16 Companies Cut Trillions of Calories From Packaged Foods

Source: http://www.flickr.com/photos/cafemama/

Source: http://www.flickr.com/photos/cafemama/

An effort by sixteen companies took 6.4 trillion calories out of food products in the U.S. between 2007 and 2012. The Robert Wood Johnson Foundation (or, RWJF) funded the study, which found that the participating companies had caloric sales totaling 60.4 trillion in 2007. By 2012, it was 57 trillion calories. This represents 78 fewer calories per person.

The goal to cut calories from food products began in 2009. That year, 40 nation-wide food retailers, non-profits, trade organizations, and food and beverage manufacturers collaborated to form the Healthy Weight Commitment Foundation (or, HWCF). Working together through HWCF, the organizations and companies aimed at reducing the rate of obesity and childhood obesity by 2015.

In 2010, the calorie-reduction pledge was announced, and sixteen companies signed on. Originally, the sixteen sought to cut a total of 1 trillion calories by 2012 and 1.5 trillion by 2015. Products by the companies accounted for 36 percent of the calories in packaged foods and drinks sold in the U.S. in 2007, according to RWJF. In order to reduce calories, the manufacturers planned on decreasing portion sizes, developing new, lower-calorie options and lowering the caloric count on existing products.

The study was an analysis of sales, not of consumption, so it is unclear what affect — if any — the reduction had on American’s waistlines. How the companies manufactured the reduced calorie options could also ultimately play a role in whether or not fewer calories consumed will lead to weight loss.

If the companies relied on none or low-calorie artificial sweeteners to achieve goals, weight loss may not be a result. David S. Ludwig, M.D., Ph.D. explained why in a 2011 edition of the Harvard Health Letter. “Replacing concentrated sugar with products that have very few, if any, calories should tilt energy balance in favor of weight loss. And some short-term studies suggest that artificial sweeteners may have that effect,” David said. “But other research raises concern that they may do just the opposite and actually promote weight gain. People who habitually consume them may wind up desensitized to sweetness. Healthful, satiating foods that are less sweet — such as fruits and vegetables — may become unappetizing by comparison. As a result, the overall quality of the diet may decline.”

Assuming the calories were removed in a way that does promote health and weight-loss, it is an important step forward in combating obesity. ”The range of calories that we need to stop obesity is about 130 to 170, approximately, per person per day,” Kathryn Thomas of RWJF told NPR. “If these companies are helping to take out 78 calories per day, that’s an important contribution toward reaching the goal.”

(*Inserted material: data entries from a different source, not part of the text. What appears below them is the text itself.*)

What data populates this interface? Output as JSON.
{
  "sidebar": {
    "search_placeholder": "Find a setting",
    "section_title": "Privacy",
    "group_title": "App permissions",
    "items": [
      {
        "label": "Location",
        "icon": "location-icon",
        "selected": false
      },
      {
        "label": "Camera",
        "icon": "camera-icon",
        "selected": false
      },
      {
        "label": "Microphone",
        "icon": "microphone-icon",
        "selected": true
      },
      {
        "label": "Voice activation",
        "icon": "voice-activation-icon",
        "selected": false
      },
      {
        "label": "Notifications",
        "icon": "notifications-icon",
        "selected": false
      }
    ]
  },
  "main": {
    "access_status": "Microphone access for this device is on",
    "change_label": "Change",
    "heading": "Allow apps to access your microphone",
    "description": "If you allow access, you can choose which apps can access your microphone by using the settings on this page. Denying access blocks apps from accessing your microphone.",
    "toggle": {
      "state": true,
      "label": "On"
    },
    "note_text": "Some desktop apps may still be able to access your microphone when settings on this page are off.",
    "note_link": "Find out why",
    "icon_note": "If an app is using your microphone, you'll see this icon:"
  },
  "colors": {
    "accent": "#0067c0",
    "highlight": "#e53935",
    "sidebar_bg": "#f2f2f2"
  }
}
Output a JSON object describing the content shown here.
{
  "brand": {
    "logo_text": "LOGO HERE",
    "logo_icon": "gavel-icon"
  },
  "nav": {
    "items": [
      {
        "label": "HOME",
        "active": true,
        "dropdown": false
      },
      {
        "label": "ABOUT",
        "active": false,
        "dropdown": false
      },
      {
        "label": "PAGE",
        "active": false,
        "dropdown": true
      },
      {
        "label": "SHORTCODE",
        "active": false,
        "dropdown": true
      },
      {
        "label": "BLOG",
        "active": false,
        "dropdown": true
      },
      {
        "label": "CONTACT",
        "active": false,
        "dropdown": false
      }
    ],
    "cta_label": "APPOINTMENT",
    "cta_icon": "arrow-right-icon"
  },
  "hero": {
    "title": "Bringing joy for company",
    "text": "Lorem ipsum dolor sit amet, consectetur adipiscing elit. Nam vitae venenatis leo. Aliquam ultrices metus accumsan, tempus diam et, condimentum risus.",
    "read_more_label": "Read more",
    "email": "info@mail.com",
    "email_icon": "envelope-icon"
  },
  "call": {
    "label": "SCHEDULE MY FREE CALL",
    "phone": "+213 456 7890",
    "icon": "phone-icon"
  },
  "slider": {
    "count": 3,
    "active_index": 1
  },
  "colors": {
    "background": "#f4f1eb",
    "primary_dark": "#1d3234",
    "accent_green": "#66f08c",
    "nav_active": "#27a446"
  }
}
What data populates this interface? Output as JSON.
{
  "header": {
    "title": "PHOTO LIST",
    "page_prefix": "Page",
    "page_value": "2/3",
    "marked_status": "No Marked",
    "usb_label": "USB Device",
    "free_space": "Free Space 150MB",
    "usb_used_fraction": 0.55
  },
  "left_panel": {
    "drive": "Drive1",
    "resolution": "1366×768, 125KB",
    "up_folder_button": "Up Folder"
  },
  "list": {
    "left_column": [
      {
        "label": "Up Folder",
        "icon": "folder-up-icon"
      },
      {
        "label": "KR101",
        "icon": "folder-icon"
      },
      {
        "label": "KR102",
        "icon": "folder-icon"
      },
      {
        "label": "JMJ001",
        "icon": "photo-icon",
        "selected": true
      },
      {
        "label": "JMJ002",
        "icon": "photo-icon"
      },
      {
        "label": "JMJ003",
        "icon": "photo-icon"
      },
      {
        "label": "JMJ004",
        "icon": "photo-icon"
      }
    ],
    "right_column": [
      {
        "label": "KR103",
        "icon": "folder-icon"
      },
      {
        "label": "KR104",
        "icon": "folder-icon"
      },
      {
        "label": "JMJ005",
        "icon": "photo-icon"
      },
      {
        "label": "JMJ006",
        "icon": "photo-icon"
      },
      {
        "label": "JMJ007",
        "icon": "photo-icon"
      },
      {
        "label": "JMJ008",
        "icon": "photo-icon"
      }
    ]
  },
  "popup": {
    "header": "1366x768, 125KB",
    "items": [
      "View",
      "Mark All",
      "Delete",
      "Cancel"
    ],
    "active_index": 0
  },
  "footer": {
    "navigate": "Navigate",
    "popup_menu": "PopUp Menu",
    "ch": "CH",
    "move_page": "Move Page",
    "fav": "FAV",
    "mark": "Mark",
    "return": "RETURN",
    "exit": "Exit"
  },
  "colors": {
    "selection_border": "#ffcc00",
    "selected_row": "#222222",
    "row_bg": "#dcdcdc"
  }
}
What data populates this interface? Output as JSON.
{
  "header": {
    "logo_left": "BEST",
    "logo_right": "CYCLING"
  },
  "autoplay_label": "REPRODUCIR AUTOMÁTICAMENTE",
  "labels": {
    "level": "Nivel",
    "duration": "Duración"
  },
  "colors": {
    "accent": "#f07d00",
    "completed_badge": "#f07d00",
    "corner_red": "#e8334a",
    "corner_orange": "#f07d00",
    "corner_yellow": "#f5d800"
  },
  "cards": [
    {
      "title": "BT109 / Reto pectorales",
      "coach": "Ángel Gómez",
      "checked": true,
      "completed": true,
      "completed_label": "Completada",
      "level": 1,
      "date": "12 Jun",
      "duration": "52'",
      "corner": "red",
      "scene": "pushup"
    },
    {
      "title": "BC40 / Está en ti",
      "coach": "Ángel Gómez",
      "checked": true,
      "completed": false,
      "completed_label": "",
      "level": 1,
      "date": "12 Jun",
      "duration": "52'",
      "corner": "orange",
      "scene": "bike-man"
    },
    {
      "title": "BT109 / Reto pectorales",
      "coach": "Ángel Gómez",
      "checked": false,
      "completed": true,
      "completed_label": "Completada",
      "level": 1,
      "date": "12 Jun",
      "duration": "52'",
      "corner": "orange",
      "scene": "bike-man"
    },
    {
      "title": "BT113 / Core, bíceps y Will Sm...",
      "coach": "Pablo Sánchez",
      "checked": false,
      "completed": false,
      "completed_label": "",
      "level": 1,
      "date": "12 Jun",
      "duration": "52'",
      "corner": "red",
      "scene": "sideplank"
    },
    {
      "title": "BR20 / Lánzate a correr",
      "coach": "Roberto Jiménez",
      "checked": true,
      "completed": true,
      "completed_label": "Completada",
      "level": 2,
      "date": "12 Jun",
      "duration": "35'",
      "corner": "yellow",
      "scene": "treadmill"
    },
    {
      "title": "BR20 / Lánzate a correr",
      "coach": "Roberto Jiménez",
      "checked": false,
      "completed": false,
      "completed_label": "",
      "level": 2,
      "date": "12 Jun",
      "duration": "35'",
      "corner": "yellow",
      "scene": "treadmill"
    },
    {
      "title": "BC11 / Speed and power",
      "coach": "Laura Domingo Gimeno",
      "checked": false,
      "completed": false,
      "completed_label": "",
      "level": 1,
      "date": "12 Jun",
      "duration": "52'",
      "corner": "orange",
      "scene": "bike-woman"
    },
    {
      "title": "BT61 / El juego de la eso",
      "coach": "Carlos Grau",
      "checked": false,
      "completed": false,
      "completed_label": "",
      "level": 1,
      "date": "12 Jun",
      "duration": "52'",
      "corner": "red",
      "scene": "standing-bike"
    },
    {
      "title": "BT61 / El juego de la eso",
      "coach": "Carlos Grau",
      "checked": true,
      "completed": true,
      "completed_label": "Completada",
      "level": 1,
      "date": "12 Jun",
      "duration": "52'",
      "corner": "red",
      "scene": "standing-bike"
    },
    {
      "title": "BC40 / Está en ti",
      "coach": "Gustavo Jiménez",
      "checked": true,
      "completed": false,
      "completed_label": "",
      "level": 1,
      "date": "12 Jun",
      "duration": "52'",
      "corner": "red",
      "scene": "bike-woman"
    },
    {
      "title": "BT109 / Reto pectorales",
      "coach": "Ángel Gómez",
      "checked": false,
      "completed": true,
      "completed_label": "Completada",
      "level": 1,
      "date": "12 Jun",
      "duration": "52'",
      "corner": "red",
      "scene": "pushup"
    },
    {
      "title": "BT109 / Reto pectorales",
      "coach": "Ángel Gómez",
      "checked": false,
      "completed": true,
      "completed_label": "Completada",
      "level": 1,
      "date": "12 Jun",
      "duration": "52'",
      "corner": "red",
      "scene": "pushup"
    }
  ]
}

James S. Marks, MD, senior vice president and director of the Health Group at RWJF, is also heartened by the results, but warns that the effort needs to be maintained if it is to have a lasting effect. “It’s extremely encouraging to hear that these leading companies appear to have substantially exceeded their calorie-reduction pledge,” Marks said. “They must sustain that reduction, as they’ve pledged to do, and other food companies should follow their lead to give Americans the lower-calorie foods and beverages they want.”

Analysis was conducted by researchers at the University of North Carolina. First, data on products sold by the participating companies was compiled, then the products that were part of the pledge were identified and tracked. Barry Popkin, PhD, the W.R. Kenan, Jr. Distinguished Professor in the School of Public Health at UNC led the team. He said the companies that were tracked “have a big influence over the foods and beverages almost every American eats and drinks every day.” Popkin added that the system created that allowed the team to track and analyze will enable to us to determine how changes to what’s sold influences what people consume.”

Full, peer-reviewed findings are expected later this year. Bumble Bee Foods, LLC; Campbell Soup Company; ConAgra Foods; General Mills, Inc; Hillshire Brands; Kellogg Company; Mars, Incorporated; McCormick and Company, Inc; Nestlé USA; PepsiCo, Inc; Post Foods; The Coca-Cola Company; The Hershey Company; The J.M. Smucker Company; and Unilever all participated.